High Temp Last 13 Days

Most noticeable is the cleaner airmass over us.  Everyone in the metro area is breathing GOOD air quality this evening


You probably noticed there is still high-level smoke overhead, evidenced by the yellowish sunshine.  Even that goes away Friday as upper-level winds turn westerly for a few days.

We are getting another push of marine air this evening and models show low clouds coming up mainly the Columbia River for a gray start in much of Cowlitz, Clark, and Multnomah counties Friday.  After that you can expect a very BLUE sky overhead since that smoke should be gone.

As expected, thunderstorms have fired up across central and eastern Oregon this evening.  Take a look at the 100+ cloud/ground strikes in the past half hour

KPTV 2017 Default Earth

Many of these are producing very little rain so obviously this is a huge concern for fire starts.  Hopefully new fires remain small.  I saw what appears to be a new fire producing a large smoke plume just southwest of Summer Lake earlier this afternoon on GOES-16 imagery.

What’s ahead?  Typical late August weather…a little heat, but cooler periods as well.  It’s pretty obvious we have passed the worst of summer.  That is normal for us.  Nights are getting longer; giving us cooler nights.  In fact even the middle of the metro area should drop into the mid 50s tonight and tomorrow night.  Nice.

There should be one more brief hot period Sunday-Tuesday, then cooling again later next week.  Notice the good agreement on the ECMWF ensemble chart; a peak around Monday/Tuesday, then quite a dip later next week before more warming.


Down here at ground level that translates to high temps back into the 90s early in the week and then back down around 80 (or below) a week from now.  This is what the same ECMWF model thinks Portland will look like over the next 10+ days


Rain?  Unlikely we’ll see anything other than sprinkles out of marine clouds the next 10 days.  Only 6 out of 51 ensemble members bring .10″ or more to Portland in the next 2 weeks.


Chief Meteorologist Mark Nelsen

Thick Fire Smoke Is Back; But It Keeps The Heat Away

August 14, 2018

9:30am Tuesday

It’s back! For the first time since last summer’s Eagle Creek Fire,  the Portland metro area is basking in thick low-level fire smoke. This type of smoke with lowered visibility is what SW Oregon has been dealing with for a month!  Here’s a pic from Andrew Mork


Air quality is in the UNHEALTHY category across the Portland metro area and Columbia River Gorge this morning.

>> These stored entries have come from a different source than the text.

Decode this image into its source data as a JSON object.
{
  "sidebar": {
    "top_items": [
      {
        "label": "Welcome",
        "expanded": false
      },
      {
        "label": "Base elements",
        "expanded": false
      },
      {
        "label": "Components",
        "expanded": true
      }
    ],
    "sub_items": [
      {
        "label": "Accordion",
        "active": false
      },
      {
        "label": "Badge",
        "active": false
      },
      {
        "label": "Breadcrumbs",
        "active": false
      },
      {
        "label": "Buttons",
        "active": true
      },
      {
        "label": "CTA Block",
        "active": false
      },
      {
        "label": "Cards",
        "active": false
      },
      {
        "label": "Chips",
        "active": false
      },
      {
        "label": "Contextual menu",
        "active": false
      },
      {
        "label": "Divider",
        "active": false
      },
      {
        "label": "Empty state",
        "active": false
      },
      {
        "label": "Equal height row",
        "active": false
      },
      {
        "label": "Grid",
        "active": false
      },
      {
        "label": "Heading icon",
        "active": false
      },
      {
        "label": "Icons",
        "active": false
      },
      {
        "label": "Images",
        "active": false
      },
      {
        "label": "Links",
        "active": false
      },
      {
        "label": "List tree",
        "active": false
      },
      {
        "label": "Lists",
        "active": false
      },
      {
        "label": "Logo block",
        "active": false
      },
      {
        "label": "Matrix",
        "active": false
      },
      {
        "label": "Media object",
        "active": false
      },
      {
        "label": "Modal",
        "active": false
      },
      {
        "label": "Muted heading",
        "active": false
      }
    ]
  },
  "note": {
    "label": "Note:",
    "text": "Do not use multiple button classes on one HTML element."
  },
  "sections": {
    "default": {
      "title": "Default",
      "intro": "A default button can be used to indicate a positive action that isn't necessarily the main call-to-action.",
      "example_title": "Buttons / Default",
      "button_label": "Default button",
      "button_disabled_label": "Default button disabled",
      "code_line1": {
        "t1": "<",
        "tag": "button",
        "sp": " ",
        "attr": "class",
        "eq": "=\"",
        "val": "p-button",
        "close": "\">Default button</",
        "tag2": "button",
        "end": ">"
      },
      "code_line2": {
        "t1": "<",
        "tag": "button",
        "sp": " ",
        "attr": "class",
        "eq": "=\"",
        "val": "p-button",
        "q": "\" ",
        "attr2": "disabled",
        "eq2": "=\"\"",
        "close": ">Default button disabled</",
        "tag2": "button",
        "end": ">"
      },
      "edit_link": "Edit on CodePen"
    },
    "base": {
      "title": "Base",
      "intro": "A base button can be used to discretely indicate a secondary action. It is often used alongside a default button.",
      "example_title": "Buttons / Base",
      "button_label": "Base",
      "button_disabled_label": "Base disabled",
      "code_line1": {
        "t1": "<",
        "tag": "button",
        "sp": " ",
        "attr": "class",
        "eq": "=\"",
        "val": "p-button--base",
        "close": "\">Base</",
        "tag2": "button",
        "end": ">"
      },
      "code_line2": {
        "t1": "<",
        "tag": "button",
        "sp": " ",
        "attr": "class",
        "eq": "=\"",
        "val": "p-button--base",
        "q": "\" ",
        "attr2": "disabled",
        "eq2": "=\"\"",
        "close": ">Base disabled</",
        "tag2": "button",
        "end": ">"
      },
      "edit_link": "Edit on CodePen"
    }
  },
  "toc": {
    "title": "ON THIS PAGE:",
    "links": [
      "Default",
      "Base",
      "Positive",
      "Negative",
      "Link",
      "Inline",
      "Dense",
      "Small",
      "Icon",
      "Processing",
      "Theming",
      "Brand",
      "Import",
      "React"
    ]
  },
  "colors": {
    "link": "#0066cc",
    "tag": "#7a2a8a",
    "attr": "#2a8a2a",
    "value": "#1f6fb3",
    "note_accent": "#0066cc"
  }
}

Up until this point we’ve only seen smoke high overhead. Easterly wind has brought smoke from Eastern Washington down into our area. It should clean out quite a bit tomorrow with a switch back to westerly wind. Air quality sensors from Oregon DEQ show UNHEALTHY air over us right now due to those smoke particles. Notice it only extends into the metro area with cleaner air down in the Willamette Valley.

The easterly flow this morning is the strongest we have seen since June.  Wind has been gusting up around 40 mph the past few hours at Crown Point in the western Gorge and Corbett was just about the warmest place in the metro area last night…only briefly dipping into the upper 60s due to mixing from the wind.

The wind goes back to westerly at low levels tomorrow which should clear us out quite a bit, but we’ll still be left with all the high level smoke as we’ve seen the past few days.  Fires are burning north of us in Canada, northern Washington, and to our south in SW Oregon.  It’s hard to get out of the smoke until flow goes westerly at all levels; we’ll likely not get totally out of it until Friday west of the Cascades.  Note the HRRR experimental smoke model forecast for Wednesday afternoon has the entire Pacific Northwest bathed in a smoke layer of some sort.  Click the image for a loop


The one HUGE benefit is that the smoke layer is going to keep temperatures well below what we would typically see with this airmass.  We have easterly offshore flow plus an 850mb temp of +20 on the morning sounding at Salem.  Models are forecasting +22 by this afternoon.  Under blue skies I would forecast a high of 100 this afternoon.  I think 90-93 is more likely due to the smoke…hot, but nothing crazy hot.